Chinas Behörden verbieten erstmals Fusion im Bereich öffentlicher Dienste

Die staatliche Verwaltung für Marktregulierung (SAMR) hat in einem richtungsweisenden Schritt erstmals eine Fusion im Bereich der öffentlichen Dienstleistungen untersagt. Dies geschah aufgrund der potenziellen Marktdominanz, die durch die Gründung eines neuen Joint Ventures im Flüssigerdgas-Sektor entstehen könnte.
In ihrer Ankündigung auf der offiziellen Website erklärte die SAMR, dass der Fall die geplante Fusion von Lanniao Gas Co. und Nanguan Gas Co. in Foshan, Provinz Guangdong, betrifft. Dies stellt einen signifikanten Vorgang dar, da es das erste Mal ist, dass seit Inkrafttreten des Antimonopolgesetzes eine solche Konzentration im Bereich der öffentlichen Versorgungsdienste abgelehnt wurde.
Der Schritt zur Ablehnung dieser Fusion erhebt den Anspruch, die Wettbewerbsordnung im Markt für abgefülltes Flüssiggas zu wahren. Die SAMR argumentierte, dass die Fusion zu einer Preiserhöhung für Verbraucher führen könnte und somit ihre Interessen gefährdet.
Im Oktober des letzten Jahres hatten sechs Unternehmen, die im gleichen Sektor tätig sind, eine Vereinbarung zur Gründung eines gemeinsamen Unternehmens unterzeichnet. Die Parteien gaben an, dass die geplante Konzentration nicht die Schwelle für die obligatorische Mitteilung an den Staatsrat erfüllte, wurden jedoch dennoch aktiv und reichten eine freiwillige Mitteilung ein.
Nach Erhalt dieser Benachrichtigung suchte die SAMR umfassend nach Meinungen von relevanten Regierungsbehörden und Branchenverbänden, um eine fundierte Entscheidung treffen zu können.

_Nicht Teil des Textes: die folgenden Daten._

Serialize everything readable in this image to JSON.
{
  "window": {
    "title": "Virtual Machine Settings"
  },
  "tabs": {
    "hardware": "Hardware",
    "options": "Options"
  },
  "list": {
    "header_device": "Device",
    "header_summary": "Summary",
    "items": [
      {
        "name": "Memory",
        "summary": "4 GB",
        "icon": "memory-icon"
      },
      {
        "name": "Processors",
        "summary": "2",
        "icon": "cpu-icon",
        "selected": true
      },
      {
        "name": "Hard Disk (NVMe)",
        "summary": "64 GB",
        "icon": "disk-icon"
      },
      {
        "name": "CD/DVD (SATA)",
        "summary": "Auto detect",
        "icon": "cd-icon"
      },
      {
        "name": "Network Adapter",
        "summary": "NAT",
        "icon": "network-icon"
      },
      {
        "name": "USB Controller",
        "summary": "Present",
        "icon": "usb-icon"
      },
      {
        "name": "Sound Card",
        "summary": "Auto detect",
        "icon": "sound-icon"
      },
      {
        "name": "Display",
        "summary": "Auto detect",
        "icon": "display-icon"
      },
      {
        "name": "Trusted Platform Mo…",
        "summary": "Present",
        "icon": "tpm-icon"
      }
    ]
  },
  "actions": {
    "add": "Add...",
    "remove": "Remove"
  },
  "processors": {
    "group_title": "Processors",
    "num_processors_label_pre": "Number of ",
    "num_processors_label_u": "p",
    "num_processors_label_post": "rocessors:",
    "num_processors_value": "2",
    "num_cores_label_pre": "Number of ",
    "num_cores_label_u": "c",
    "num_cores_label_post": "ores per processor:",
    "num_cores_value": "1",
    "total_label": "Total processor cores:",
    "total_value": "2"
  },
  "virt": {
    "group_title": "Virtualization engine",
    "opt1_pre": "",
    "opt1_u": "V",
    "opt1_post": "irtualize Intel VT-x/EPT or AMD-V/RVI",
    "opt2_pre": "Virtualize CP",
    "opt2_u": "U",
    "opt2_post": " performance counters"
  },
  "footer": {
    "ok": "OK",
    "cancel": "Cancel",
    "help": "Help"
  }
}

Sie beauftragte auch eine unabhängige Drittpartei mit der Durchführung einer wirtschaftlichen Analyse zur Gruppe.
Die Analyse ergab, dass eine solche Konzentration dem neuen Unternehmen eine dominante Marktstellung im Bereich des abgefüllten Flüssiggas geben würde und eine koordinierte Marktstrategie entre der beteiligten Unternehmen fördern könnte, was die Marktbedingungen auf lange Sicht negativ beeinflussen könnte.
Die SAMR schloss, dass der Fall nach den Bestimmungen des Antimonopolgesetzes rechtmäßig abgelehnt wurde, um sowohl das Wettbewerbsumfeld zu schützen als auch die Interessen der Verbraucher sicherzustellen.
Öffentliche Versorgungsunternehmen sind entscheidend für die Bereitstellung wesentlicher Güter und Dienstleistungen, die für das tägliche Leben der Bevölkerung notwendig sind. Diese Bereiche umfassen neben der Gasversorgung auch die Energie-, Wasser- und Abfallwirtschaft.
Die SAMR hat in der Vergangenheit betont, dass viele dieser Sektoren durch natürliche Monopole charakterisiert sind, was die Notwendigkeit einer effektiven Regulierung unterstreicht.
Im August dieses Jahres veröffentlichte die Marktaufsichtsbehörde neue Richtlinien zur Antimonopolpolitik im Bereich der öffentlichen Dienstleistungen, um die Durchsetzung der Vorschriften zu verbessern und die langfristige Regulierung des Sektors zu stärken.